I am not quite the audience Jennifer Estep had in mind when she wrote Karma Girl. I am a product of reading comic books in the sixties, which is one prerequisite for enjoying the book to the maximum. But I'm not exactly the average romance-book reader. That's pretty tight focusing, since there were not a lot of girls reading Superman comics back in those days.
Still, I managed to stumble upon the book and found it was a hoot to read. The 'romance' in it, is teen-rated, nothing too graphic. And, if you are an old coot like me, you can read right through it, rather than stopping and savouring the juicy bits as, I assume, most distaff readers would.
What I find enjoyable about the book was its wholesale transplanting of the silliness that was Lois Lane in the early sixties, into somewhat contemporary society. Back before Lois Lane burst out in her title as an independent woman and ace reporter (issue #80 of Superman's Girlfriend, Lois Lane, if you were interested), Lois was hell-bent on discovering Superman's secret identity. That and marrying the big lug, but the identity seemed to be her main focus in life.

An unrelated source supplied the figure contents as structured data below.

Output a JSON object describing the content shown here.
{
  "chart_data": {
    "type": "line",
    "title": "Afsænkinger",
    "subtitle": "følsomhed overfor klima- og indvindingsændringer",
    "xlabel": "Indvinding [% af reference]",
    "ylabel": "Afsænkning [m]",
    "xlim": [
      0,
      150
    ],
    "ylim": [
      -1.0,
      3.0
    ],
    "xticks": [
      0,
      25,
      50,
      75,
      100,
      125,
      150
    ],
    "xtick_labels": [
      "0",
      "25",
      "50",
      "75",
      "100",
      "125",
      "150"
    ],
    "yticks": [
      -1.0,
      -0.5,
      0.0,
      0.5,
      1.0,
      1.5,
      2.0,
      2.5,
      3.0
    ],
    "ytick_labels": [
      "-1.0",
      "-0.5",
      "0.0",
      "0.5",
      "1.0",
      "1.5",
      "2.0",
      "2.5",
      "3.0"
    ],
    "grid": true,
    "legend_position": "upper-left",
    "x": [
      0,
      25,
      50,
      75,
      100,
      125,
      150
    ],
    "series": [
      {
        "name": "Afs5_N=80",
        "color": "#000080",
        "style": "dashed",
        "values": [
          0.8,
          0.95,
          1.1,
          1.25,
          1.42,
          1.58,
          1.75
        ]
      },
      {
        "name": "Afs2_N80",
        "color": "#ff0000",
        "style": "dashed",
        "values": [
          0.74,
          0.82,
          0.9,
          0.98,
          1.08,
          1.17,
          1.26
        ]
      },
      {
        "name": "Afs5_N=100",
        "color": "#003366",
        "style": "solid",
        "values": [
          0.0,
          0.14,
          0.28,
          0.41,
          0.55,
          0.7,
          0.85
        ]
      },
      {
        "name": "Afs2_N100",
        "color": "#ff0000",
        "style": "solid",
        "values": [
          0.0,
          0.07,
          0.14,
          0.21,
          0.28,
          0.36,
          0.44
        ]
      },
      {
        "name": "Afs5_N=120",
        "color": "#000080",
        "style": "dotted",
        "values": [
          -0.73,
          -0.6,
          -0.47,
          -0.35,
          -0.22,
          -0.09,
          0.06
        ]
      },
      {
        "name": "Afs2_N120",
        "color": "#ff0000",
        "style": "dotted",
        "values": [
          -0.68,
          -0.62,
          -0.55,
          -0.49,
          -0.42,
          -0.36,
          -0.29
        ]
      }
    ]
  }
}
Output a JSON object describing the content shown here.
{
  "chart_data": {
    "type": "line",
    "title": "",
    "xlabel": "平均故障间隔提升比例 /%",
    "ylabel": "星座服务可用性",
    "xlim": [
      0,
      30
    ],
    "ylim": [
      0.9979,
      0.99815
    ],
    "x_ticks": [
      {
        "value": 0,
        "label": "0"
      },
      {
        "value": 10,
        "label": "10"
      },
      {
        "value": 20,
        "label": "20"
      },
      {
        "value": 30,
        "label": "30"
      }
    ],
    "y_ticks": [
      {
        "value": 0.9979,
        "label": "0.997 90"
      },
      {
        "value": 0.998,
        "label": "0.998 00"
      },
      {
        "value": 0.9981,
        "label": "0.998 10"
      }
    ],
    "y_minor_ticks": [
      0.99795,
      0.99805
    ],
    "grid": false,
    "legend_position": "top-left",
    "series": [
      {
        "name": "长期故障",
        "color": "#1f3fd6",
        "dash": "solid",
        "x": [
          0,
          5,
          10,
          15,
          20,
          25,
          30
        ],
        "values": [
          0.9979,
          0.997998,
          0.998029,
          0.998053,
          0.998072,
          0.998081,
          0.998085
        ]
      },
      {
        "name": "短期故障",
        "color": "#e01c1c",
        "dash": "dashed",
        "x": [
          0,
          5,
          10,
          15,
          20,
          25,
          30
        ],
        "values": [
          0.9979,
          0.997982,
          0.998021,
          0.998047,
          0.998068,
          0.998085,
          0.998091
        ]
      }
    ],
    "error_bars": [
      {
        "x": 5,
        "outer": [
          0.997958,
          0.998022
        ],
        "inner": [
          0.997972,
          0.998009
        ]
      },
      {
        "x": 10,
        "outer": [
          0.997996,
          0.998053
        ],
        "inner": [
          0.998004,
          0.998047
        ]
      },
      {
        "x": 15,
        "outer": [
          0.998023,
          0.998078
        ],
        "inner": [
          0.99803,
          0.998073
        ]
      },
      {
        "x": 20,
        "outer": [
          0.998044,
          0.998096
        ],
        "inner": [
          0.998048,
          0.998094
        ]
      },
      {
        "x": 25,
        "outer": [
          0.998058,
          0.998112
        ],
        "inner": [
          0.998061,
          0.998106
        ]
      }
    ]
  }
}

Estep probably has a complete set of the comics, judging from the book. Carmen Cole is a mild-mannered reporter who's engaged to Matt Marion (warning ... sixties level of alliteration alert). Her wedding day is marred by that most contemporary of all calamities, finding her future husband having sex with her best friend and maid of honour, Karen Crush. Oh, and Marion and Crush are the super-hero and super-villain respectively of the remote little hamlet all three call a hometown.
Carmen's crushed (ahhhh, I had to type it). She puts the wedding disaster behind her and moves about the country, taking on the job of unmasking the local heroes and villains. She becomes successful and famous and eventually ends up in Bigtime City (Yes, made-up names, just like the sixties DC Comics). There, she succeeds too well and one of the heroes she unmasks commits suicide.
Well THAT didn't happen in Superman's Girlfriend, Lois Lane. But it happens in this book. And it's a repentant Carmen who is trying to gather the shattered remnants of her career together when the book hits its stride. She, more or less, ends up in a pinch. One of the baddies, Malefica, has decided she needs to do her best to unmask the Bigtime equivalent of Batman, who leads a Justice League of America-like group of super-heroes. Naturally she succeeds in defrocking the Fearless Five's leader, Striker. Just as naturally, sparks fly. And I'm not talking about the kind of heat Fiera flings around. Fiera being another Fearless Five member and ex-fiancee of the hero previously unmasked to his apparent ever-lasting sorrow.
Things DO happen in the last third of the book that are as predictable as any comic from the era being so thoroughly mined by Estep. Some things happen that weren't predictable. But the good guys do win in the end, Carmen achieves bliss in a number of ways, and I'm left thinking I might want to venture closer to the romance aisles again.